For decarbonizing heavy-duty trucking, many European policy makers favor the construction of electrified roadways. Not only is it more efficient, the technology of using catenary-conveyed electricity is already used for trains and therefore much better understood and developed than hydrogen. If it is implemented on a large scale, it would be the most cost competitive option. Already, Italy, Germany, and Sweden are in the process of testing electric road technology. To make this solution effective for large chunks of Europe, it would be important for nations to agree on a technology standard to be used on all trucks operating in Europe.

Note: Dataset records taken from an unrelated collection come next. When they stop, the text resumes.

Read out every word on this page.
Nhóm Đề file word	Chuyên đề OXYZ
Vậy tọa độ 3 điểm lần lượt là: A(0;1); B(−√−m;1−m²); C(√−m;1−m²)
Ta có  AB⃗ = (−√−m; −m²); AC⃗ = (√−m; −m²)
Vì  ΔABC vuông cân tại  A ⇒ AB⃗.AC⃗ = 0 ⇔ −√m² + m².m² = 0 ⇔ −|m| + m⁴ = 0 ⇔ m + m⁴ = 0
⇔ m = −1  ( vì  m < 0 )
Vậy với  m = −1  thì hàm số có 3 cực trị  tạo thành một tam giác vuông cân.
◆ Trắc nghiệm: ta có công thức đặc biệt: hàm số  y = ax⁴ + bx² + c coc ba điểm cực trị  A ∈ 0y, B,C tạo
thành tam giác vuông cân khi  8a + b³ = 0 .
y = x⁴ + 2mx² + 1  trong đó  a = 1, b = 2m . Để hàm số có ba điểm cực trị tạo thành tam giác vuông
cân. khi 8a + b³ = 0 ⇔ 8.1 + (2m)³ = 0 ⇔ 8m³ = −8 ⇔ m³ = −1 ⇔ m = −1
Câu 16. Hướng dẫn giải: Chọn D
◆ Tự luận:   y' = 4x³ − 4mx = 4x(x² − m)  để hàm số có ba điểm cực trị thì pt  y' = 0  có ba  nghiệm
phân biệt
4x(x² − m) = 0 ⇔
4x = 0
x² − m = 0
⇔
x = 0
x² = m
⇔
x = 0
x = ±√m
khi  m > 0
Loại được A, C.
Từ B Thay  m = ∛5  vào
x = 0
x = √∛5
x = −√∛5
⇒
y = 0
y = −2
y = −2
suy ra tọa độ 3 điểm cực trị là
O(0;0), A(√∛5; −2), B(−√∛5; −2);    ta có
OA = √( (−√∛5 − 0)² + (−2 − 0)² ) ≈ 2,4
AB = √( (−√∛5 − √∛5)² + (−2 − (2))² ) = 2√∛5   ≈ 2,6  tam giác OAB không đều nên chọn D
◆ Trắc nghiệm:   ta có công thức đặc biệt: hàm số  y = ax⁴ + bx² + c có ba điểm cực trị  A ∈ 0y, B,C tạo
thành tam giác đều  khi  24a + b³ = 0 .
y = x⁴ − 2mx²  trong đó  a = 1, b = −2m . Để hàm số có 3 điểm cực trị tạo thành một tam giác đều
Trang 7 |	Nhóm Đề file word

The real tradeoff will come down to the operating costs for trucks versus the investments for infrastructure. Electric roads would reduce day-to-day truck operating costs the most: The technology would be 40 percent less expensive to use than hydrogen. While the capital costs of the infrastructure are greater, the cheaper operations mean that it would only take an additional five years to pay off the higher investment for electrified roads compared with hydrogen.
The final option — which may be in commercial production the soonest — is to build a network of high-speed chargers for larger battery-powered trucks. The challenges here are to develop the capacity to charge large batteries fast enough so trucks won’t lose a lot of driving time recharging and improve the range for heavy battery-powered vehicles. This will require not only a significant infrastructure development, but also an evolution in battery technologies to make them lighter, with greater capacity, and more able to be charged fast with no impact on durability.
One advantage of a battery technology is the fact it is already in use in smaller trucks and cars. We expect that battery-powered, heavy-duty, long-haul trucks will not be available in volume until later in the decade, although we could start to see a transition for shorter haul vehicles around 2025.
We estimate the initial infrastructure investment to build enough capacity to support a 25 percent adoption by 2035 will cost from €10 billion to €15 billion, which makes it the cheapest option in terms of upfront investment. That capital expenditure would include the construction of high-speed charging stations and the charging equipment and land.
Note: Excludes cost of creating infrastructure
More renewable capacity needed
The one common problem all three technologies share is the need for more European renewable energy capacity to produce enough green electricity to produce green hydrogen or to power electrified roadways and high-speed charging capacity. According to the International Energy Agency in its World Energy Outlook 2020, Europe’s renewable capacity will generate 58 percent of the continent’s electricity by 2030 under current policies. Under a best-case sustainable energy plan, that portion would still be only 65 percent.
Given the scope of the financial commitment just in one industry, the most efficient way forward is to create public-private partnerships — optimally in the form of new business ecosystems — that connect the industry’s value chain. This would allow corporate partners and the government to share the cost as well as align on common standards and business cases that work for both Europe and the industry. These cooperative efforts also will support development of at-scale solutions with guarantees that regulation and public spending will reflect the same priorities.